Cologne Lipoedema Study 2012: surgery recommendation

It is reported, encouragingly, that colleagues Schmeller (in Lübeck) and Rapprich (in Darmstadt) have had similarly good results in the surgical treatment of lipoedema. Professor Schmeller [15] reported on 114 patients and Rapprich [14] on 27 cases. Regardless of the surgical procedure’s excellent results on lipoedema, it should be noted that it is not advisable to try to cure the lymphatic disorder “lipohyperplasia dolorosa” by means of lymph surgery alone. Furthermore, up to 80 % of the patients at the CG Lympha center in Cologne are treated successfully using primarily nonoperative procedures, even though the curative treatment is increasingly becoming more accepted (Fig. 79.13).

Fig. 79.13
figure 13

Cologne Lipoedema Study 2012: findings at a glance

8 Conclusions

Surgical treatment on patients with a lymphatic illness is a special one. It should certainly not be confused with plastic surgery procedures.

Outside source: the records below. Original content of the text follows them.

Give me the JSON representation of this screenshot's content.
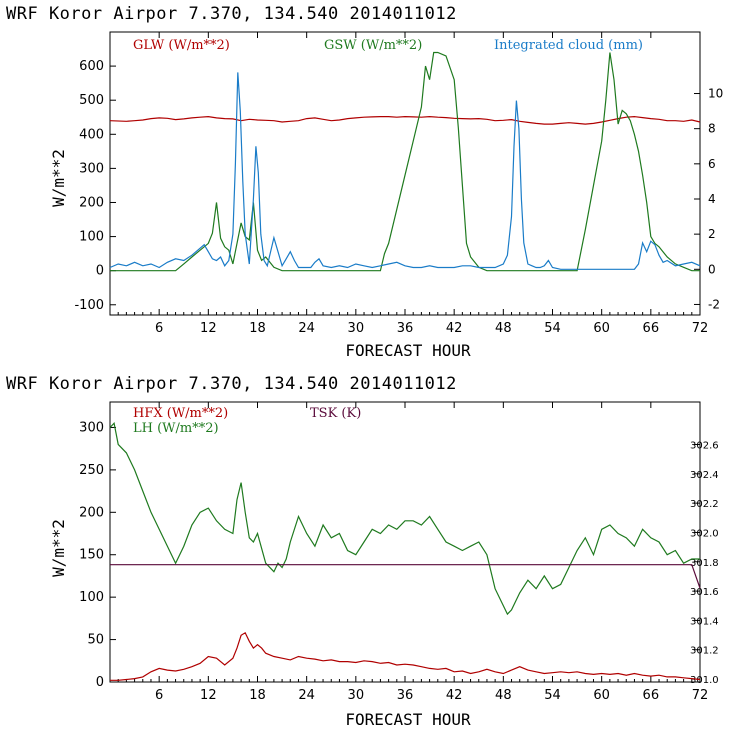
{
  "chart_data": [
    {
      "type": "line",
      "title": "WRF   Koror Airpor   7.370, 134.540  2014011012",
      "xlabel": "FORECAST HOUR",
      "ylabel": "W/m**2",
      "xlim": [
        0,
        72
      ],
      "ylim": [
        -130,
        700
      ],
      "y2lim": [
        -2.6,
        13.5
      ],
      "xticks": [
        6,
        12,
        18,
        24,
        30,
        36,
        42,
        48,
        54,
        60,
        66,
        72
      ],
      "yticks": [
        -100,
        0,
        100,
        200,
        300,
        400,
        500,
        600
      ],
      "y2ticks": [
        -2,
        0,
        2,
        4,
        6,
        8,
        10
      ],
      "grid": false,
      "legend": "top",
      "series": [
        {
          "name": "GLW (W/m**2)",
          "color": "#b00000",
          "axis": "left",
          "x": [
            0,
            2,
            3,
            4,
            5,
            6,
            7,
            8,
            9,
            10,
            11,
            12,
            13,
            14,
            15,
            16,
            17,
            18,
            19,
            20,
            21,
            22,
            23,
            24,
            25,
            26,
            27,
            28,
            29,
            30,
            31,
            32,
            33,
            34,
            35,
            36,
            37,
            38,
            39,
            40,
            41,
            42,
            43,
            44,
            45,
            46,
            47,
            48,
            49,
            50,
            51,
            52,
            53,
            54,
            55,
            56,
            57,
            58,
            59,
            60,
            61,
            62,
            63,
            64,
            65,
            66,
            67,
            68,
            69,
            70,
            71,
            72
          ],
          "y": [
            440,
            438,
            440,
            442,
            446,
            448,
            447,
            443,
            445,
            448,
            450,
            452,
            448,
            446,
            445,
            440,
            444,
            442,
            441,
            440,
            436,
            438,
            440,
            446,
            448,
            444,
            440,
            442,
            446,
            448,
            450,
            451,
            452,
            452,
            450,
            452,
            451,
            450,
            452,
            450,
            449,
            447,
            446,
            445,
            446,
            444,
            440,
            441,
            443,
            438,
            435,
            432,
            430,
            430,
            432,
            434,
            432,
            430,
            432,
            436,
            441,
            446,
            450,
            452,
            449,
            446,
            444,
            440,
            440,
            438,
            442,
            436
          ]
        },
        {
          "name": "GSW (W/m**2)",
          "color": "#1f7a1f",
          "axis": "left",
          "x": [
            0,
            8,
            9,
            10,
            11,
            12,
            12.5,
            13,
            13.5,
            14,
            14.5,
            15,
            15.5,
            16,
            16.5,
            17,
            17.5,
            18,
            18.5,
            19,
            20,
            21,
            22,
            23,
            24,
            25,
            26,
            27,
            28,
            29,
            30,
            31,
            32,
            33,
            33.5,
            34,
            35,
            36,
            37,
            38,
            38.5,
            39,
            39.5,
            40,
            41,
            42,
            42.5,
            43,
            43.5,
            44,
            45,
            46,
            47,
            48,
            49,
            50,
            51,
            52,
            53,
            54,
            55,
            56,
            57,
            58,
            59,
            60,
            60.5,
            61,
            61.5,
            62,
            62.5,
            63,
            63.5,
            64,
            64.5,
            65,
            65.5,
            66,
            66.5,
            67,
            68,
            69,
            70,
            71,
            72
          ],
          "y": [
            0,
            0,
            20,
            40,
            60,
            80,
            110,
            200,
            95,
            70,
            60,
            20,
            80,
            140,
            100,
            90,
            200,
            60,
            30,
            40,
            10,
            0,
            0,
            0,
            0,
            0,
            0,
            0,
            0,
            0,
            0,
            0,
            0,
            0,
            50,
            80,
            180,
            280,
            380,
            480,
            600,
            560,
            640,
            640,
            630,
            560,
            420,
            250,
            80,
            40,
            10,
            0,
            0,
            0,
            0,
            0,
            0,
            0,
            0,
            0,
            0,
            0,
            0,
            120,
            250,
            380,
            500,
            640,
            560,
            430,
            470,
            460,
            440,
            400,
            350,
            280,
            200,
            100,
            80,
            70,
            40,
            20,
            10,
            0,
            0
          ]
        },
        {
          "name": "Integrated cloud (mm)",
          "color": "#1a7cc8",
          "axis": "right",
          "x": [
            0,
            1,
            2,
            3,
            4,
            5,
            6,
            7,
            8,
            9,
            10,
            11,
            11.5,
            12,
            12.5,
            13,
            13.5,
            14,
            14.5,
            15,
            15.3,
            15.6,
            15.9,
            16.2,
            16.5,
            17,
            17.5,
            17.8,
            18.1,
            18.4,
            18.8,
            19.2,
            19.6,
            20,
            20.5,
            21,
            21.5,
            22,
            22.5,
            23,
            23.5,
            24,
            24.5,
            25,
            25.5,
            26,
            27,
            28,
            29,
            30,
            31,
            32,
            33,
            34,
            35,
            36,
            37,
            38,
            39,
            40,
            41,
            42,
            43,
            44,
            45,
            46,
            47,
            48,
            48.5,
            49,
            49.3,
            49.6,
            49.9,
            50.2,
            50.5,
            51,
            51.5,
            52,
            52.5,
            53,
            53.5,
            54,
            55,
            56,
            57,
            58,
            59,
            60,
            61,
            62,
            63,
            64,
            64.5,
            65,
            65.5,
            66,
            66.5,
            67,
            67.5,
            68,
            69,
            70,
            71,
            72
          ],
          "y": [
            0.1,
            0.3,
            0.2,
            0.4,
            0.2,
            0.3,
            0.1,
            0.4,
            0.6,
            0.5,
            0.8,
            1.2,
            1.4,
            1.0,
            0.6,
            0.5,
            0.7,
            0.2,
            0.5,
            2.0,
            6.0,
            11.2,
            9.0,
            5.0,
            2.0,
            0.3,
            4.0,
            7.0,
            5.5,
            2.0,
            0.5,
            0.2,
            1.0,
            1.8,
            1.0,
            0.2,
            0.6,
            1.0,
            0.5,
            0.1,
            0.1,
            0.1,
            0.1,
            0.4,
            0.6,
            0.2,
            0.1,
            0.2,
            0.1,
            0.3,
            0.2,
            0.1,
            0.2,
            0.3,
            0.4,
            0.2,
            0.1,
            0.1,
            0.2,
            0.1,
            0.1,
            0.1,
            0.2,
            0.2,
            0.1,
            0.1,
            0.1,
            0.3,
            0.8,
            3.0,
            7.0,
            9.6,
            8.0,
            4.0,
            1.5,
            0.3,
            0.2,
            0.1,
            0.1,
            0.2,
            0.5,
            0.1,
            0.0,
            0.0,
            0.0,
            0.0,
            0.0,
            0.0,
            0.0,
            0.0,
            0.0,
            0.0,
            0.3,
            1.5,
            1.0,
            1.6,
            1.4,
            0.8,
            0.4,
            0.5,
            0.2,
            0.3,
            0.4,
            0.2
          ]
        }
      ]
    },
    {
      "type": "line",
      "title": "WRF   Koror Airpor   7.370, 134.540  2014011012",
      "xlabel": "FORECAST HOUR",
      "ylabel": "W/m**2",
      "xlim": [
        0,
        72
      ],
      "ylim": [
        0,
        330
      ],
      "y2lim": [
        300.98,
        302.89
      ],
      "xticks": [
        6,
        12,
        18,
        24,
        30,
        36,
        42,
        48,
        54,
        60,
        66,
        72
      ],
      "yticks": [
        0,
        50,
        100,
        150,
        200,
        250,
        300
      ],
      "y2ticks": [
        "301.0",
        "301.2",
        "301.4",
        "301.6",
        "301.8",
        "302.0",
        "302.2",
        "302.4",
        "302.6"
      ],
      "y2tickvalues": [
        301.0,
        301.2,
        301.4,
        301.6,
        301.8,
        302.0,
        302.2,
        302.4,
        302.6
      ],
      "grid": false,
      "legend": "top-left",
      "series": [
        {
          "name": "HFX (W/m**2)",
          "color": "#b00000",
          "axis": "left",
          "x": [
            0,
            1,
            2,
            3,
            4,
            5,
            6,
            7,
            8,
            9,
            10,
            11,
            12,
            13,
            14,
            15,
            15.5,
            16,
            16.5,
            17,
            17.5,
            18,
            18.5,
            19,
            20,
            21,
            22,
            23,
            24,
            25,
            26,
            27,
            28,
            29,
            30,
            31,
            32,
            33,
            34,
            35,
            36,
            37,
            38,
            39,
            40,
            41,
            42,
            43,
            44,
            45,
            46,
            47,
            48,
            49,
            50,
            51,
            52,
            53,
            54,
            55,
            56,
            57,
            58,
            59,
            60,
            61,
            62,
            63,
            64,
            65,
            66,
            67,
            68,
            69,
            70,
            71,
            72
          ],
          "y": [
            2,
            2,
            3,
            4,
            6,
            12,
            16,
            14,
            13,
            15,
            18,
            22,
            30,
            28,
            20,
            28,
            40,
            55,
            58,
            48,
            40,
            44,
            40,
            34,
            30,
            28,
            26,
            30,
            28,
            27,
            25,
            26,
            24,
            24,
            23,
            25,
            24,
            22,
            23,
            20,
            21,
            20,
            18,
            16,
            15,
            16,
            12,
            13,
            10,
            12,
            15,
            12,
            10,
            14,
            18,
            14,
            12,
            10,
            11,
            12,
            11,
            12,
            10,
            9,
            10,
            9,
            10,
            8,
            10,
            8,
            7,
            8,
            6,
            6,
            5,
            4,
            3
          ]
        },
        {
          "name": "LH  (W/m**2)",
          "color": "#1f7a1f",
          "axis": "left",
          "x": [
            0,
            0.5,
            1,
            2,
            3,
            4,
            5,
            6,
            7,
            8,
            9,
            10,
            11,
            12,
            13,
            14,
            15,
            15.5,
            16,
            16.5,
            17,
            17.5,
            18,
            19,
            20,
            20.5,
            21,
            21.5,
            22,
            23,
            24,
            25,
            26,
            27,
            28,
            29,
            30,
            31,
            32,
            33,
            34,
            35,
            36,
            37,
            38,
            39,
            40,
            41,
            42,
            43,
            44,
            45,
            46,
            47,
            48,
            48.5,
            49,
            50,
            51,
            52,
            53,
            54,
            55,
            56,
            57,
            58,
            59,
            60,
            61,
            62,
            63,
            64,
            65,
            66,
            67,
            68,
            69,
            70,
            71,
            72
          ],
          "y": [
            300,
            305,
            280,
            270,
            250,
            225,
            200,
            180,
            160,
            140,
            160,
            185,
            200,
            205,
            190,
            180,
            175,
            215,
            235,
            200,
            170,
            165,
            175,
            140,
            130,
            140,
            135,
            145,
            165,
            195,
            175,
            160,
            185,
            170,
            175,
            155,
            150,
            165,
            180,
            175,
            185,
            180,
            190,
            190,
            185,
            195,
            180,
            165,
            160,
            155,
            160,
            165,
            150,
            110,
            90,
            80,
            85,
            105,
            120,
            110,
            125,
            110,
            115,
            135,
            155,
            170,
            150,
            180,
            185,
            175,
            170,
            160,
            180,
            170,
            165,
            150,
            155,
            140,
            145,
            145
          ]
        },
        {
          "name": "TSK (K)",
          "color": "#5a0a3a",
          "axis": "right",
          "x": [
            0,
            70,
            71,
            72
          ],
          "y": [
            301.78,
            301.78,
            301.78,
            301.62
          ]
        }
      ]
    }
  ]
}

Both preoperative and above all postoperative patient care require qualified, conventional lymphological procedures. Patients with lipohyperplasia dolorosa should be examined carefully on the legs and arms; they should be offered both conventional and surgical therapy.

Healing rates following surgical procedures are established at 97 % in the largest sample size study with 592 patients and a follow-up term of 15 years.